Koepka faced his first real major championship adversity in the final round of this year’s PGA Championship at Bethpage, bogeying four consecutive holes and letting a massive lead over Dustin Johnson dwindle to a single shot before steadying himself. Some pundits wondered if emotional scar tissue may have formed, even in victory. As if: at Pebble Beach, rounds of 69, 69 and 68 tied him for third place after 54 holes, and in the first five holes of his final round he made four birdies and an unbelievable par save from the barranca well short of the 2nd green. He had great chances to birdie the 6th and 7th holes as well, but after failing to do so he settled into a rhythm of efficient, unspectacular golf, parring the last six holes when even a single birdie might have supplied the scoreboard pressure he needed to become the first man since 1905 to win three straight US Opens. And that still might have been enough, had Gary Woodland not played the tournament of his life. Woodland joins Graeme McDowell as very solid, capable players to have surpassed expectations and won US Opens at Pebble Beach; Koepka became the first golfer in US Open history to shoot four rounds in the 60s and not win.
Does Koepka need to win more regular PGA Tour titles to be taken seriously as one of the game’s greatest players? It’s a fascinating question, and one without an obviously correct answer. But Koepka is still only 29 years old, and he has plenty of time to make the question moot – if he wants to. Maybe he doesn’t. Perhaps Koepka will self-consciously use the normal PGA Tour grind as little more than a (lucrative) laboratory and warm-up track, fully fueling his precision-crafted golfing engine only four times a year as he openly mocks the FedEx Cup. I’m already a little bit smitten with Koepka as it is; how much more awesome would that approach make him?
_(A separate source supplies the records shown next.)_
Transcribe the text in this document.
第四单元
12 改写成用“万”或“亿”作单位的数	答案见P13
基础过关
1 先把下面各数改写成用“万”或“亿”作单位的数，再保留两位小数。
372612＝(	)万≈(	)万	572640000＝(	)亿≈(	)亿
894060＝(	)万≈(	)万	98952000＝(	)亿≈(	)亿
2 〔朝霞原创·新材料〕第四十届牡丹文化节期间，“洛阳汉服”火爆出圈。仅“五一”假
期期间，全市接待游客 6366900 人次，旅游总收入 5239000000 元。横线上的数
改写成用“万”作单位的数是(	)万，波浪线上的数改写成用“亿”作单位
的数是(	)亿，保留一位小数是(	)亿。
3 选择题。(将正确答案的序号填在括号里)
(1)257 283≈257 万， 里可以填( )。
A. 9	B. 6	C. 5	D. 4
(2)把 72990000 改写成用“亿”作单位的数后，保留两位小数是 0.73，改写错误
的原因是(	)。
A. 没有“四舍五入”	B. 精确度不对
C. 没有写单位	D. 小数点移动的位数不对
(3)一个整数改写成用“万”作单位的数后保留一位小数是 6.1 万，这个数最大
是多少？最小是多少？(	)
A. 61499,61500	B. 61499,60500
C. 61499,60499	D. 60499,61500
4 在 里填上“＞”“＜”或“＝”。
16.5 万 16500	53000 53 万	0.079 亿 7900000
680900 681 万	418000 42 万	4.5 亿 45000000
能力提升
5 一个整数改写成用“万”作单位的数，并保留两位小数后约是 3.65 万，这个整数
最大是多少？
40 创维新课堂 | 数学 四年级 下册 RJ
Meanwhile, following his April win in Augusta, Tiger missed the cut at Bethpage and backdoored his way into a tie for 21st at Pebble by birdieing six of his final 12 holes. Has the Big Cat Revival already climaxed? I’m not at all prepared to say that, but I will say this: for the first time this decade, everyone knows for certain who the best golfer in the world is when it really, really matters. It’s Brooks Koepka, and it’s not even close.